News Media and the Racialization of Protest: An Analysis of Black Lives Matter Articles
The purpose of this paper is to examine coverage of the Black Lives Matter (BLM) movement in seven US-based newspapers to determine whether the protest paradigm, “a pattern of news coverage that expresses disapproval toward protests and dissent,” and other marginalizing techniques are present, and racialized.
Relevant articles published during a six-month period of 2014 near the death of Michael Brown were retrieved from the selected outlets, including the New York Times, the Los Angeles Times, and the St Louis Post-Dispatch. Textual and content analyses were performed.
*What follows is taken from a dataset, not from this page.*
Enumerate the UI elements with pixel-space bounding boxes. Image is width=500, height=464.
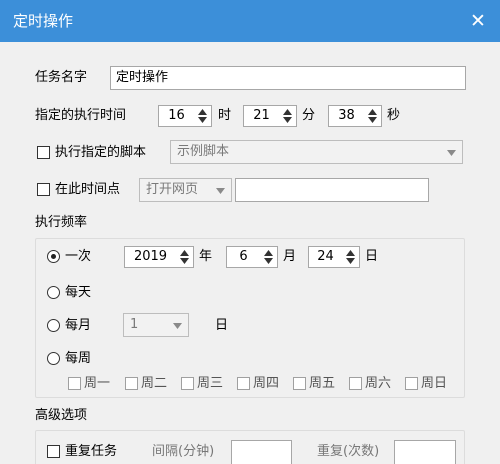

The articles heavily followed the paradigm. An additional characteristic, blame attribution, was also identified. Language of crime, lawlessness, violence, blame for nearby acts of violence, and inflammatory quotes from bystanders and official sources were often present. There was little discussion of key issues associated with the formation of BLM.
Mainstream outlets rather than social media or alternative outlets were examined. Future research should study coverage of BLM in other outlets.
Measures to avoid marginalizing protests and racialization of coverage, including increased diversity in the newsroom and monitoring for racialized language are suggested.
Racialization of news and coverage of BLM has widespread negative consequences, such as association of Blacks with criminality that may affect their quality of life. The protest paradigm has the ability to squelch participation in social movements, which have the possibility to bring about needed social change.
This interdisciplinary paper highlights the important role of mainstream media and news routines in affecting the BLM movement. It uses diversity research to make recommendations for media practitioners to avoid racialization of news.